Wireless Access

last person joined: an hour ago 

Access network design for branch, remote, outdoor and campus locations with Aruba access points, and mobility controllers.
Expand all | Collapse all

VLAN tagging on AP or another solution

  • 1.  VLAN tagging on AP or another solution

    Posted Feb 26, 2020 02:12 PM

    Hi all, I have been reading some post about VLAN tagging on APs where according to replies there is no point to do it.


    Well, I have a really urgent need to tag on the AP. These is my problem:


    I have an Aruba 7210. So far we have a really big network where the Aruba controller can see the users VLANs, which means one interface on the controller is trunked with the users VLANs. But now, we need to move the controller to a place where there is no way for the controller to reach those VLANs on the interface. What can I do? I'm trying to tag the AP like I have done with other controller (Cisco, HP, H3C) but without success.

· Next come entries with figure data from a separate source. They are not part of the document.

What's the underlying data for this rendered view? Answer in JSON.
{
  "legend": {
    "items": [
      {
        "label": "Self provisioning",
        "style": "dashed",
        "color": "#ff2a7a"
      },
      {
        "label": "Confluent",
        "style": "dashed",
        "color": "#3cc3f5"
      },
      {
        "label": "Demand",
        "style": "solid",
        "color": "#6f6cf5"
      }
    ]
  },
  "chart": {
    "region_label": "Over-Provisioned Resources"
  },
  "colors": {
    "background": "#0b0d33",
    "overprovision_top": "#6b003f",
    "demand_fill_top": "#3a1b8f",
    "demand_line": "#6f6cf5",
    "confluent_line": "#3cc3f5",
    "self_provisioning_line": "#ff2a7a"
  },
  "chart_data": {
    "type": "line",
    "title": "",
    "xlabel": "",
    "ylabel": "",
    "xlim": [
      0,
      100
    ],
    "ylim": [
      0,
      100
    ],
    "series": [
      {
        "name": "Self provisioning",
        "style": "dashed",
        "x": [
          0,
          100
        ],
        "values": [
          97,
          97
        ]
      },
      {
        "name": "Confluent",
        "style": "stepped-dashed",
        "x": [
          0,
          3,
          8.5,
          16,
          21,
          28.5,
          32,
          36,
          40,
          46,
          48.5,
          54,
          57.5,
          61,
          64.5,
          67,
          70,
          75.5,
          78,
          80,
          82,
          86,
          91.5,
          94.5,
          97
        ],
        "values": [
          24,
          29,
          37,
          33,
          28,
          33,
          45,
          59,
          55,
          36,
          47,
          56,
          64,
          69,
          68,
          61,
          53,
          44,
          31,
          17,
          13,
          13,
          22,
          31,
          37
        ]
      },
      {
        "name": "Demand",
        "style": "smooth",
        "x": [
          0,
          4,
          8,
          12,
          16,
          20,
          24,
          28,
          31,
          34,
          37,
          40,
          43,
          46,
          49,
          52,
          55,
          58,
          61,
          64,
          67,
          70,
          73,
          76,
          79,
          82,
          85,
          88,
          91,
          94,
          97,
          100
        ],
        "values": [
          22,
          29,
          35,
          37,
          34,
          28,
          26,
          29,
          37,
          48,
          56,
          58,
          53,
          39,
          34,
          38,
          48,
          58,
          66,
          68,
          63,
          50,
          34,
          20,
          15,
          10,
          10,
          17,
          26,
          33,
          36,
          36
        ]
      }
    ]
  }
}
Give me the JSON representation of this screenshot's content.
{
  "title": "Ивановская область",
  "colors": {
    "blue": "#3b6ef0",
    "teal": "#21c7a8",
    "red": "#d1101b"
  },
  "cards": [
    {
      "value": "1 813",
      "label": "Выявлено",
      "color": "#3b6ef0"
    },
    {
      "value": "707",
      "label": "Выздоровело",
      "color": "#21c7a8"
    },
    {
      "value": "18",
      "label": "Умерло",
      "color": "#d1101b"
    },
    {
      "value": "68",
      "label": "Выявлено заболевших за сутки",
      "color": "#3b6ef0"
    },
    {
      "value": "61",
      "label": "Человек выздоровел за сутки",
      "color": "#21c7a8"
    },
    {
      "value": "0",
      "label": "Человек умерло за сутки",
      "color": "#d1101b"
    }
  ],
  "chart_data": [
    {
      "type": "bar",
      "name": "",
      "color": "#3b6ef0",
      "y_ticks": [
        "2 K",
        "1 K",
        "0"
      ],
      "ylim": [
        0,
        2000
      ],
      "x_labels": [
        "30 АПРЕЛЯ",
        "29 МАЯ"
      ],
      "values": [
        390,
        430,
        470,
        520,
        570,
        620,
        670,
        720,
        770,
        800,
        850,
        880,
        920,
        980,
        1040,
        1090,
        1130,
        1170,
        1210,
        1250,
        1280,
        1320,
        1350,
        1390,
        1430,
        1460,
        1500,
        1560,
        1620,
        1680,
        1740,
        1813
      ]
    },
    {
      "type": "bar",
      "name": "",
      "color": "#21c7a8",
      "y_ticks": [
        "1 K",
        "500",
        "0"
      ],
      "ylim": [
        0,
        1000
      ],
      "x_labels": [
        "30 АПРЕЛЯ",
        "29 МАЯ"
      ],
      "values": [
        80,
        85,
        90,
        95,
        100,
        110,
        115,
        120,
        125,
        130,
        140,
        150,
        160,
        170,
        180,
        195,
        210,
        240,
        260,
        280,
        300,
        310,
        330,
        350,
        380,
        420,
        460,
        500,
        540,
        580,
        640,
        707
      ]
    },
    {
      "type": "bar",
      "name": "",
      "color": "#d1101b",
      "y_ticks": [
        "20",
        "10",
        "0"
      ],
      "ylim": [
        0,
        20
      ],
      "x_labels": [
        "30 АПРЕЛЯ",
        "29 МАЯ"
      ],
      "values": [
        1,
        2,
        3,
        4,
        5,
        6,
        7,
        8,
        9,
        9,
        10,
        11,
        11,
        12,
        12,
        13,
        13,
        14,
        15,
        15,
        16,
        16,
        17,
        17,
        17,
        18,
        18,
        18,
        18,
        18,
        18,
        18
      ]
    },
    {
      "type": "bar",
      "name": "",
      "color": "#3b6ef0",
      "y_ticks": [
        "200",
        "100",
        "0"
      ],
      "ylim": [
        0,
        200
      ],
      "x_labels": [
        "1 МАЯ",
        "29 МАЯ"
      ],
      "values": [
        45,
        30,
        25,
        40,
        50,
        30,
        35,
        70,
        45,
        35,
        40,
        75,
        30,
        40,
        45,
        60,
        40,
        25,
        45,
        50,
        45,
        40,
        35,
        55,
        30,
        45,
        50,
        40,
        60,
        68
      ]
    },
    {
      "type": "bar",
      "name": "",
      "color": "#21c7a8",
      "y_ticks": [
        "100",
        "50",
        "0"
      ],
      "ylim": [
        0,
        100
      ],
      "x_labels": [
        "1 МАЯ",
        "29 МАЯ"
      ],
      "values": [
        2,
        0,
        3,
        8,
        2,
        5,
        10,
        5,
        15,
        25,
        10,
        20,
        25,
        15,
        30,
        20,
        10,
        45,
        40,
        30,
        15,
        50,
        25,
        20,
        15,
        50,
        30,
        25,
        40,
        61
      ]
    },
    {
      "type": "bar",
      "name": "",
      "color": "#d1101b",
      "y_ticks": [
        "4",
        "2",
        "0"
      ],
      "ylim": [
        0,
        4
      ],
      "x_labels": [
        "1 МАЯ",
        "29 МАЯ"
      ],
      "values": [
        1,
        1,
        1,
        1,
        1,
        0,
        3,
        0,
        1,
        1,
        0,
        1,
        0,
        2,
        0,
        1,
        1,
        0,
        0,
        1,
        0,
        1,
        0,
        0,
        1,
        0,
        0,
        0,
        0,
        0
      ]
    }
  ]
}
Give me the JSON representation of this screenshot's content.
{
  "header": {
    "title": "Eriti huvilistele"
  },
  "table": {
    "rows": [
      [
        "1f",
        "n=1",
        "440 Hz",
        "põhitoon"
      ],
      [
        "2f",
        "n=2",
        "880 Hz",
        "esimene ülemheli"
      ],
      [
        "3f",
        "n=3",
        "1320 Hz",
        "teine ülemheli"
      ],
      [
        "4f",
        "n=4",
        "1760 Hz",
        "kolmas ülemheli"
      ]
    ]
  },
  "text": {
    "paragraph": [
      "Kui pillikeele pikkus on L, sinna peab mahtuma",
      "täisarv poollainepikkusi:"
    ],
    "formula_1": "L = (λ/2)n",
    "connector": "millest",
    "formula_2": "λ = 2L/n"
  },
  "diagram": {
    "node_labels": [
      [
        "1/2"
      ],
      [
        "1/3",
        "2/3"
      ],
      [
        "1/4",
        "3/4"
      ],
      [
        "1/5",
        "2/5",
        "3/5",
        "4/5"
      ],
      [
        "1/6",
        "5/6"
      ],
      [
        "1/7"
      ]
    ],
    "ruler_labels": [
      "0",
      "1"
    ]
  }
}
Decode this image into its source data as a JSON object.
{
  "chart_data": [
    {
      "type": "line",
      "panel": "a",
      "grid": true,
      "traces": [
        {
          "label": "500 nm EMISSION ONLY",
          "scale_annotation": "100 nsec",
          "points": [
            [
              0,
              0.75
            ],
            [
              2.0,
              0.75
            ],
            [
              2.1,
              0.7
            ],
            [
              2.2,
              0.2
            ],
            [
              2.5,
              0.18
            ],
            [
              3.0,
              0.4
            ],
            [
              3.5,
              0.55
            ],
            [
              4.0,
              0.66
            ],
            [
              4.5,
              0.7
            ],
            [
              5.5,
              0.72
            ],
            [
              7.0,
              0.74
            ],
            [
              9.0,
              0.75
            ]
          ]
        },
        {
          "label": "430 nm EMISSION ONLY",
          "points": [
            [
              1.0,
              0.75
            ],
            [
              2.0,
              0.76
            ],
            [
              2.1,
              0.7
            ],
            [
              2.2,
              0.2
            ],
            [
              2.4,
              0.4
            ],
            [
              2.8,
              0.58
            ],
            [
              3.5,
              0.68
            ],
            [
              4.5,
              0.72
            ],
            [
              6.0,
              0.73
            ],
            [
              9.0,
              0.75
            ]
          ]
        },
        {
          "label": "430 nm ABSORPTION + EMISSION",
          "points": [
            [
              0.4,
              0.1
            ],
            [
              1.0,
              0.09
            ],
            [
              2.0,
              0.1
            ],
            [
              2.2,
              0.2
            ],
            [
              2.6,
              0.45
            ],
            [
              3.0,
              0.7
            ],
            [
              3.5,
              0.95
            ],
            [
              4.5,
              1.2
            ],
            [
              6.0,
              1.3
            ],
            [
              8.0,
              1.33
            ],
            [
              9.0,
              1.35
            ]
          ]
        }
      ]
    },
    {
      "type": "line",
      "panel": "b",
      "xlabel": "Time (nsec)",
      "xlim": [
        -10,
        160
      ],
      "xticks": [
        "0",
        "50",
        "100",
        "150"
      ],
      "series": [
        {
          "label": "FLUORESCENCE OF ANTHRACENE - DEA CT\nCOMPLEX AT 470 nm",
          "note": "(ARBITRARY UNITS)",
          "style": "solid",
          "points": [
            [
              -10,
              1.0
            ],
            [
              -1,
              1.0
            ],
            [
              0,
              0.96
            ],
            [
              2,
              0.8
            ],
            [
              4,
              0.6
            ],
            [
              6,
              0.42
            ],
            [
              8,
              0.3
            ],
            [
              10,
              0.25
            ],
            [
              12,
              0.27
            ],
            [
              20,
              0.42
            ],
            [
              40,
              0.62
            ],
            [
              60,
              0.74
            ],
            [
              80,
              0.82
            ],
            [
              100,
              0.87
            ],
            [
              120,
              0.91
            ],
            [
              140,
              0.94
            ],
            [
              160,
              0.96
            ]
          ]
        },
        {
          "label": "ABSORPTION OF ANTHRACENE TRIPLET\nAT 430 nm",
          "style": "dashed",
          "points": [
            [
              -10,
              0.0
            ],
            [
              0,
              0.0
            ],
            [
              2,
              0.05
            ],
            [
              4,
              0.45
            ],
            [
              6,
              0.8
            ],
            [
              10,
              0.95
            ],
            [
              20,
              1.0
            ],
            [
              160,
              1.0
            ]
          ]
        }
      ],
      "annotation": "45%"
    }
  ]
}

  • 2.  RE: VLAN tagging on AP or another solution

    Posted Feb 27, 2020 04:58 AM

    In the controller based architecture, the controller should be placed in a location where the user VLANs are available.


    Bridging traffic direct out from the AP is deprecated, and unsupported if there are more than 32 APs in a L3 subnet.


    Please work with your Aruba partner, VAD or local Aruba team to get to a proper design.

  • 3.  RE: VLAN tagging on AP or another solution

    Posted Apr 10, 2020 10:47 AM

    Technically we are using AP bridging at some locations due to the subnet size when the WLAN was deployed for clients, we could not support all users. 


    To do this, i configured the ap wired port as a trunk with all local user VLANs allowed and the native VLAN was the one I used for my AP to get an IP on. On the switch side, the same configuration - trunk with native VLAN as the AP VLAN. 


    This has been working for some time now, though you do lose a lot of functionality with bridge vs. tunneled mode. I HIGHLY recommend using tunneled mode, as it makes troubleshooting significantly easier with remote pcaps, as well as the stateful firewall and user-roles are very helpful to take advantage of.